Following Nvidia‘s impressive forward outlook and CEO Jensen Huang‘s announcement of an anticipated “giant record year,” the company’s stock witnessed a substantial surge in extended trading on Wednesday, edging closer to a market capitalization of $1 trillion.
The notable rise in sales can be attributed to the escalating demand for Nvidia’s graphics processors (GPUs), which serve as the driving force behind artificial intelligence applications utilized by major industry players like Google, Microsoft, and OpenAI.
Driven by the increasing demand for AI chips in data centers, Nvidia has set a sales guidance of $11 billion for the current quarter, surpassing analyst estimates of $7.15 billion.
In an interview with CNBC, Nvidia CEO Jensen Huang highlighted the significant role played by generative AI, stating that the slowdown in CPU scaling and the emergence of accelerated computing as the way forward were key factors. According to Huang, the arrival of the “killer app” further solidified these trends.
Nvidia holds the belief that it is capitalizing on a distinctive shift in computer architecture, which could potentially result in even greater growth. Huang even suggests that the market for data center components has the potential to reach a remarkable $1 trillion.
Traditionally, the central processor (CPU) held the utmost significance in computers and servers, with Intel reigning over the CPU market while AMD served as its primary competitor.
However, the landscape has shifted with the rise of AI applications that necessitate substantial computing power. This has led to the GPU taking center stage, with the most advanced systems incorporating as many as eight GPUs for every CPU. Nvidia currently enjoys dominance in the market for AI GPUs.
Nvidia CEO Jensen Huang envisions a transformative future where generative data supersedes the previous data center model centered around CPU-driven file retrieval. Huang explains that instead of primarily retrieving data, the focus will shift to generating a significant portion of the data using AI technology.
Continuing his statement, he elaborated, “So rather than having millions of CPUs, there will be a considerable reduction in their number, but they will be linked to millions of GPUs.”
As an illustration, Nvidia’s DGX systems, designed as all-in-one AI computers for training purposes, exemplify this trend. These systems utilize eight of Nvidia’s top-of-the-line H100 GPUs, while employing only two CPUs.
This serves as a contributing factor to Nvidia’s remarkable 14% growth in their data center business during the first quarter of the calendar year. In comparison, AMD’s data center unit experienced flat growth, while Intel’s AI and data center business unit encountered a decline of 39%.
In Google’s A3 supercomputer configuration, a single high-end Xeon processor manufactured by Intel is paired with eight H100 GPUs provided by Nvidia.
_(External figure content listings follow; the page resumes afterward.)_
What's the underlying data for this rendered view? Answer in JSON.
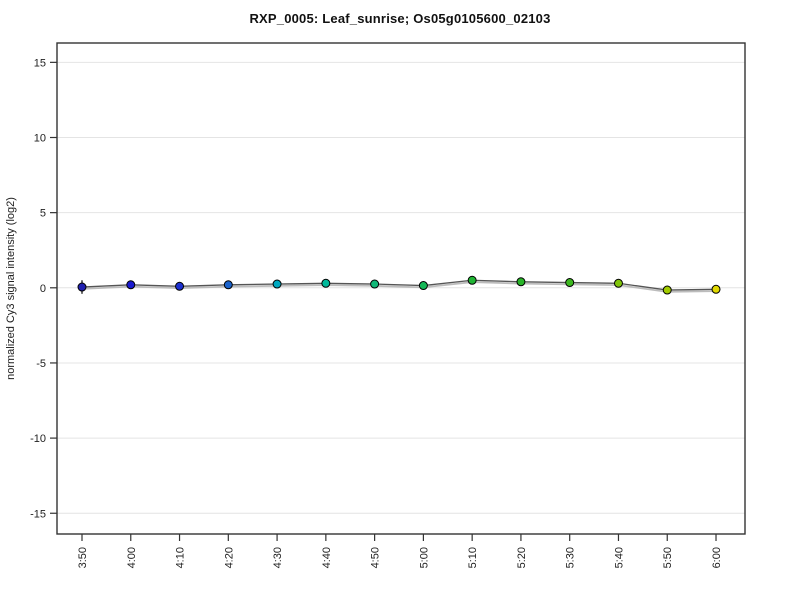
{
  "title": "RXP_0005: Leaf_sunrise; Os05g0105600_02103",
  "chart_data": {
    "type": "line",
    "title": "RXP_0005: Leaf_sunrise; Os05g0105600_02103",
    "xlabel": "",
    "ylabel": "normalized Cy3 signal intensity (log2)",
    "categories": [
      "3:50",
      "4:00",
      "4:10",
      "4:20",
      "4:30",
      "4:40",
      "4:50",
      "5:00",
      "5:10",
      "5:20",
      "5:30",
      "5:40",
      "5:50",
      "6:00"
    ],
    "values": [
      0.05,
      0.2,
      0.1,
      0.2,
      0.25,
      0.3,
      0.25,
      0.15,
      0.5,
      0.4,
      0.35,
      0.3,
      -0.15,
      -0.1
    ],
    "error_bars": [
      0.45,
      0,
      0,
      0,
      0,
      0,
      0,
      0,
      0,
      0,
      0,
      0,
      0,
      0
    ],
    "point_colors": [
      "#2020b0",
      "#1a1ad0",
      "#1c30d0",
      "#1a62cc",
      "#00a8c0",
      "#00b89a",
      "#10b878",
      "#16b858",
      "#20b434",
      "#28b428",
      "#3cb81e",
      "#80c40a",
      "#a2cc00",
      "#e0d800"
    ],
    "point_outline_color": "#000000",
    "line_color": "#555555",
    "shadow_line_color": "#bcbcbc",
    "axis_color": "#333333",
    "tick_label_color": "#222222",
    "grid": true,
    "grid_color": "#e4e4e4",
    "yticks": [
      -15,
      -10,
      -5,
      0,
      5,
      10,
      15
    ],
    "ylim": [
      -16.3,
      16.3
    ],
    "legend": "none"
  }
}
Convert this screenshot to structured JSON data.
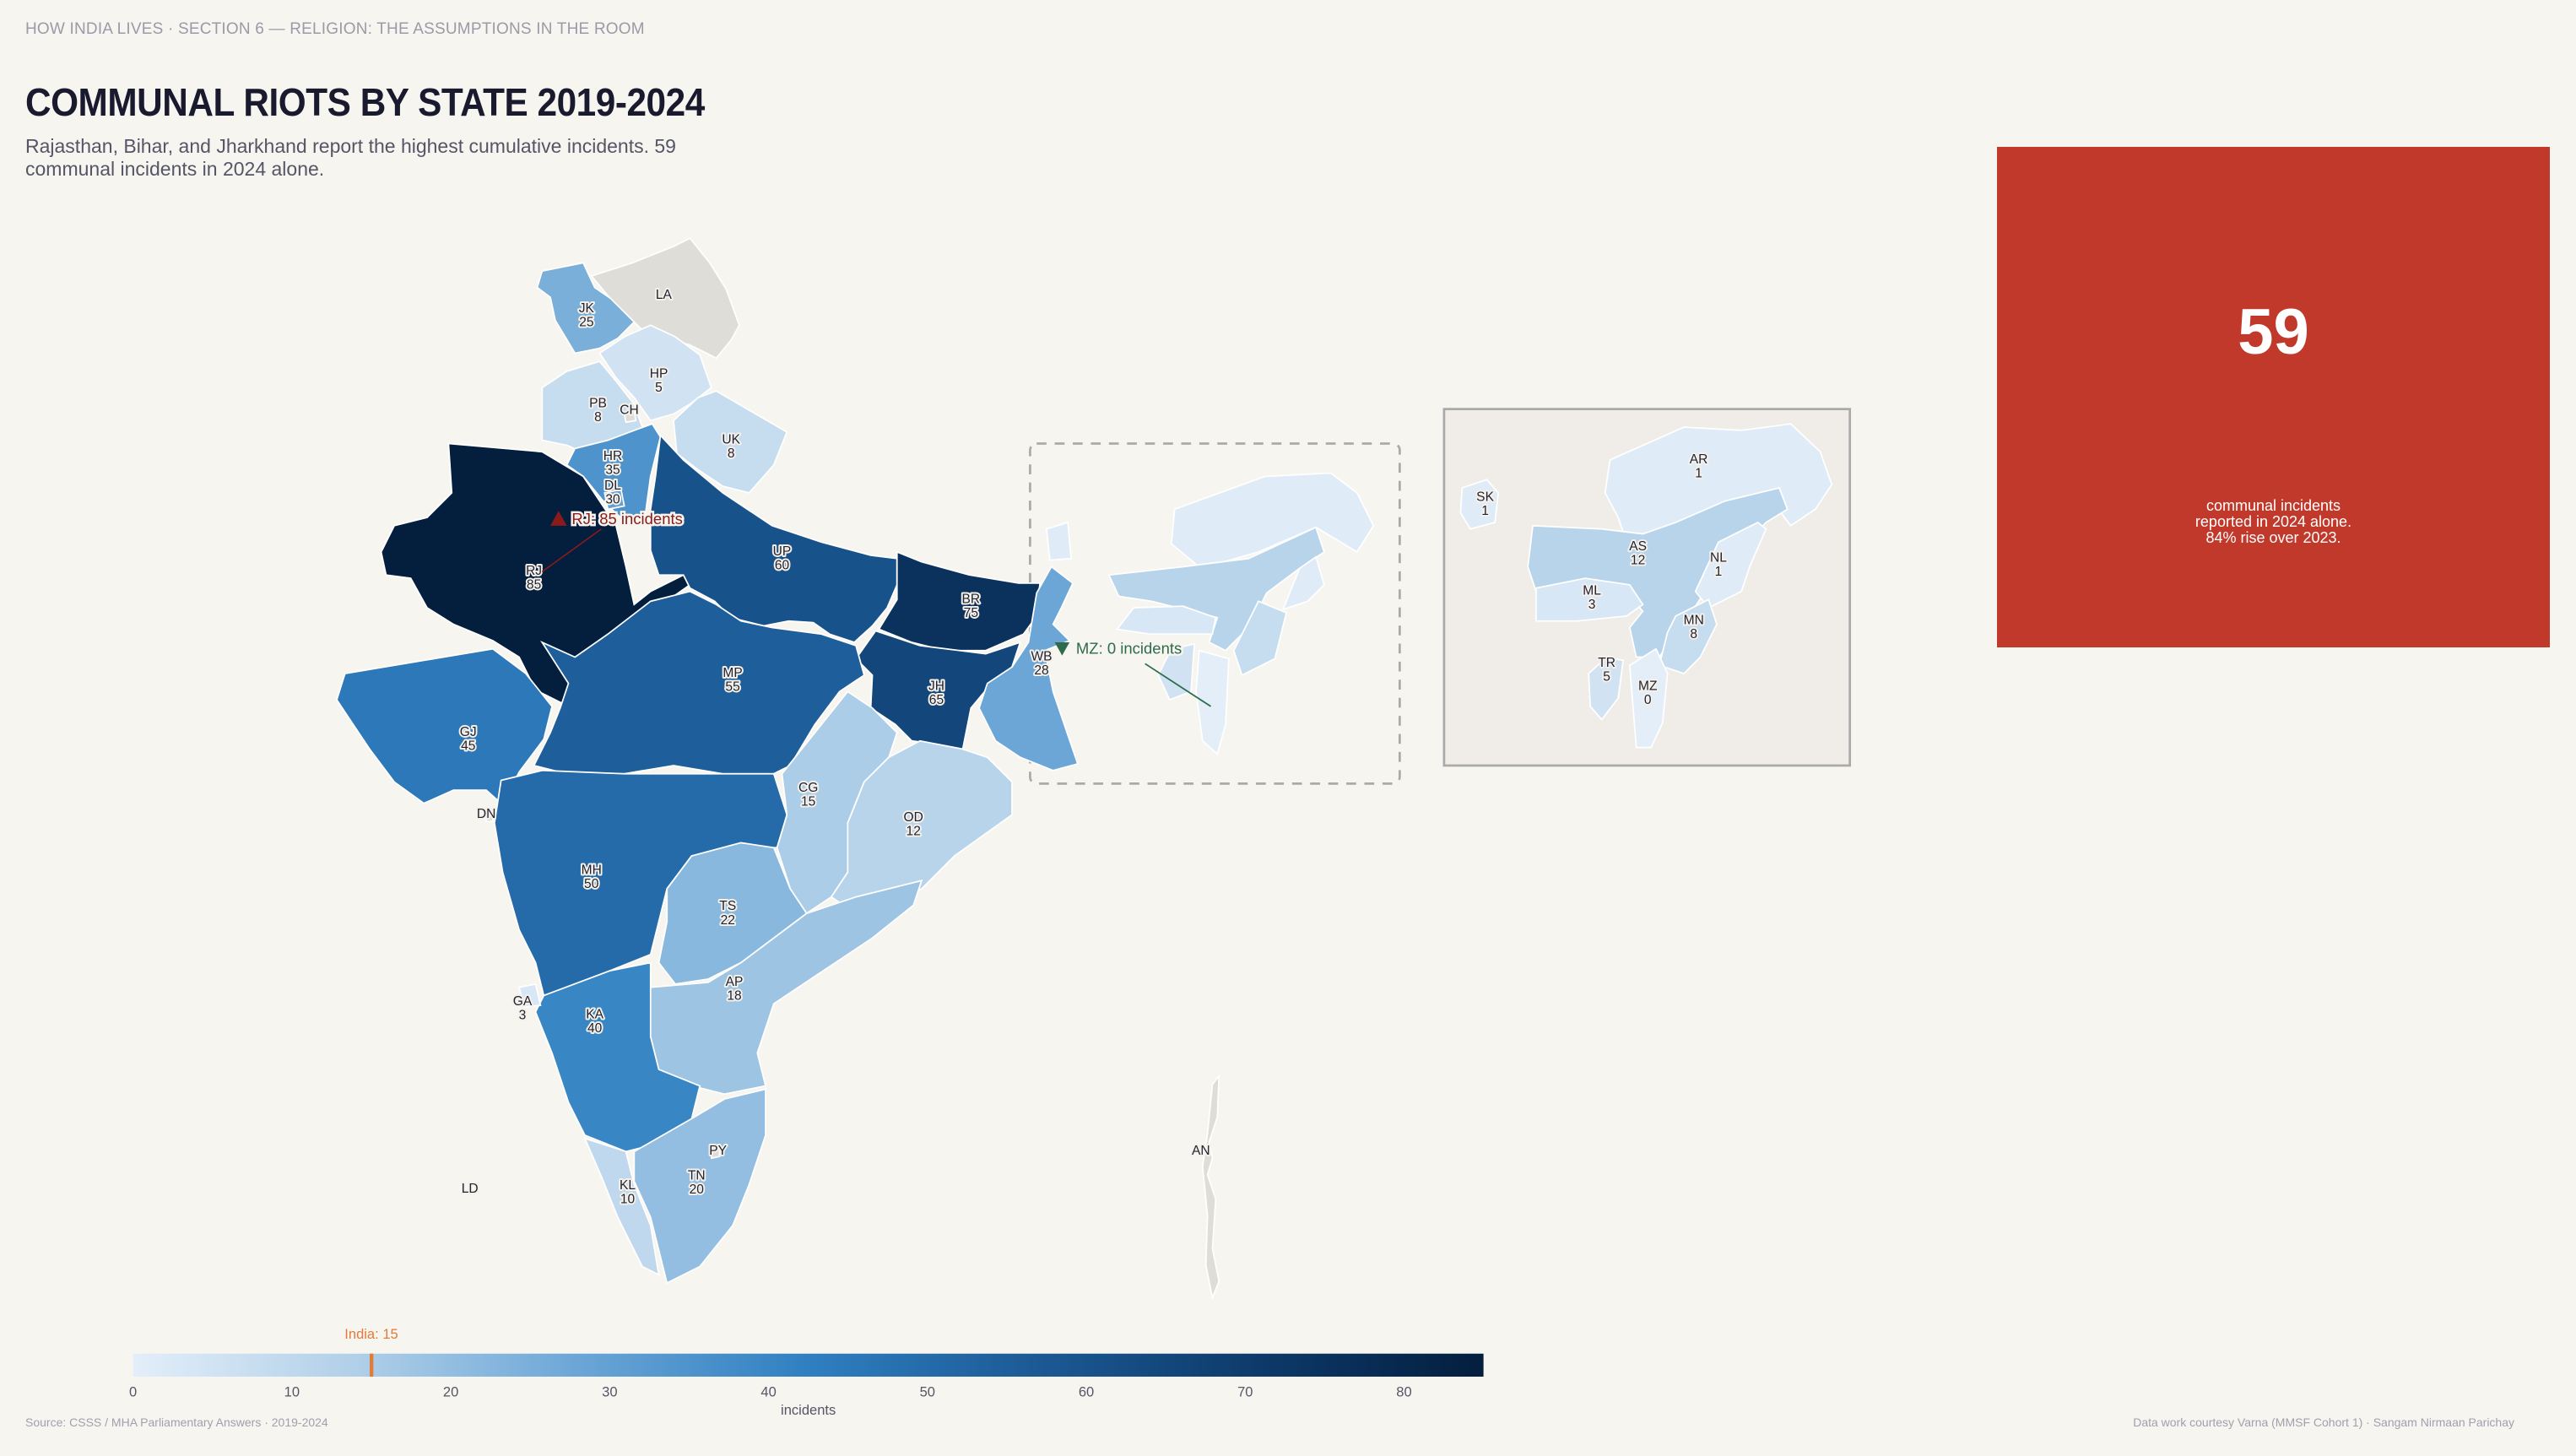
{
  "header": {
    "breadcrumb": "HOW INDIA LIVES  ·  SECTION 6 — RELIGION: THE ASSUMPTIONS IN THE ROOM",
    "title": "COMMUNAL RIOTS BY STATE 2019-2024",
    "subtitle": "Rajasthan, Bihar, and Jharkhand report the highest cumulative incidents. 59 communal incidents in 2024 alone."
  },
  "stat_card": {
    "value": "59",
    "description": "communal incidents reported in 2024 alone. 84% rise over 2023.",
    "color": "#c0392b"
  },
  "chart_data": {
    "type": "choropleth",
    "colorbar_label": "incidents",
    "range": [
      0,
      85
    ],
    "ticks": [
      "0",
      "10",
      "20",
      "30",
      "40",
      "50",
      "60",
      "70",
      "80"
    ],
    "colors": [
      "#e3eef9",
      "#b0cfe8",
      "#6aa5d6",
      "#2f7fc1",
      "#1c5a95",
      "#0d3a6a",
      "#041e3e"
    ],
    "no_data_color": "#dfddd8",
    "reference": {
      "label": "India: 15",
      "value": 15,
      "color": "#e07b39"
    },
    "annotations": [
      {
        "label": "RJ: 85 incidents",
        "marker": "triangle-up",
        "color": "#8b1a1a"
      },
      {
        "label": "MZ: 0 incidents",
        "marker": "triangle-down",
        "color": "#2e6b4a"
      }
    ],
    "states": [
      {
        "code": "JK",
        "value": 25
      },
      {
        "code": "LA",
        "value": null
      },
      {
        "code": "HP",
        "value": 5
      },
      {
        "code": "PB",
        "value": 8
      },
      {
        "code": "CH",
        "value": null
      },
      {
        "code": "UK",
        "value": 8
      },
      {
        "code": "HR",
        "value": 35
      },
      {
        "code": "DL",
        "value": 30
      },
      {
        "code": "RJ",
        "value": 85
      },
      {
        "code": "UP",
        "value": 60
      },
      {
        "code": "BR",
        "value": 75
      },
      {
        "code": "JH",
        "value": 65
      },
      {
        "code": "WB",
        "value": 28
      },
      {
        "code": "GJ",
        "value": 45
      },
      {
        "code": "MP",
        "value": 55
      },
      {
        "code": "CG",
        "value": 15
      },
      {
        "code": "OD",
        "value": 12
      },
      {
        "code": "MH",
        "value": 50
      },
      {
        "code": "TS",
        "value": 22
      },
      {
        "code": "AP",
        "value": 18
      },
      {
        "code": "KA",
        "value": 40
      },
      {
        "code": "GA",
        "value": 3
      },
      {
        "code": "KL",
        "value": 10
      },
      {
        "code": "TN",
        "value": 20
      },
      {
        "code": "PY",
        "value": null
      },
      {
        "code": "DN",
        "value": null
      },
      {
        "code": "LD",
        "value": null
      },
      {
        "code": "AN",
        "value": null
      },
      {
        "code": "SK",
        "value": 1
      },
      {
        "code": "AR",
        "value": 1
      },
      {
        "code": "AS",
        "value": 12
      },
      {
        "code": "NL",
        "value": 1
      },
      {
        "code": "ML",
        "value": 3
      },
      {
        "code": "MN",
        "value": 8
      },
      {
        "code": "TR",
        "value": 5
      },
      {
        "code": "MZ",
        "value": 0
      }
    ]
  },
  "footer": {
    "source": "Source: CSSS / MHA Parliamentary Answers  ·  2019-2024",
    "credit": "Data work courtesy Varna (MMSF Cohort 1)  ·  Sangam Nirmaan Parichay"
  }
}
This collaboration played a significant role in Nvidia’s data center business achieving a notable growth of 14% during the first quarter of the calendar year, while AMD’s data center unit experienced stagnant growth, and Intel’s AI and data center business unit witnessed a decline of 39%.
Additionally, it’s worth mentioning that Nvidia’s GPUs tend to be priced higher than many central processors. Intel’s latest generation of Xeon CPUs can reach prices as high as $17,000 at the list price. Comparatively, a single Nvidia H100 GPU can be sold for $40,000 in the secondary market.
As the demand for AI chips continues to escalate, Nvidia is expected to encounter heightened competition in the market. AMD poses a strong challenge with its competitive GPU business, particularly in the gaming sector, while Intel also has its own lineup of GPUs.
Furthermore, startups are actively developing novel chip designs tailored specifically for AI applications. Mobile-oriented companies such as Qualcomm and Apple are relentlessly pushing the boundaries of AI technology, aiming for a future where it can be seamlessly integrated into everyday devices like smartphones. This shift would enable AI to operate not just in massive server farms but also in portable devices.
Moreover, major players like Google and Amazon are actively involved in the development of their own AI chips, further intensifying the competitive landscape in this space.
However, when it comes to companies that are currently developing applications like ChatGPT, Nvidia’s high-end GPUs continue to be the preferred choice. These applications require substantial computational power to train on vast amounts of data, resulting in significant expenses. Additionally, during the subsequent phase called “inference,” where the trained model generates text, images, or predictions, running these applications can also be costly.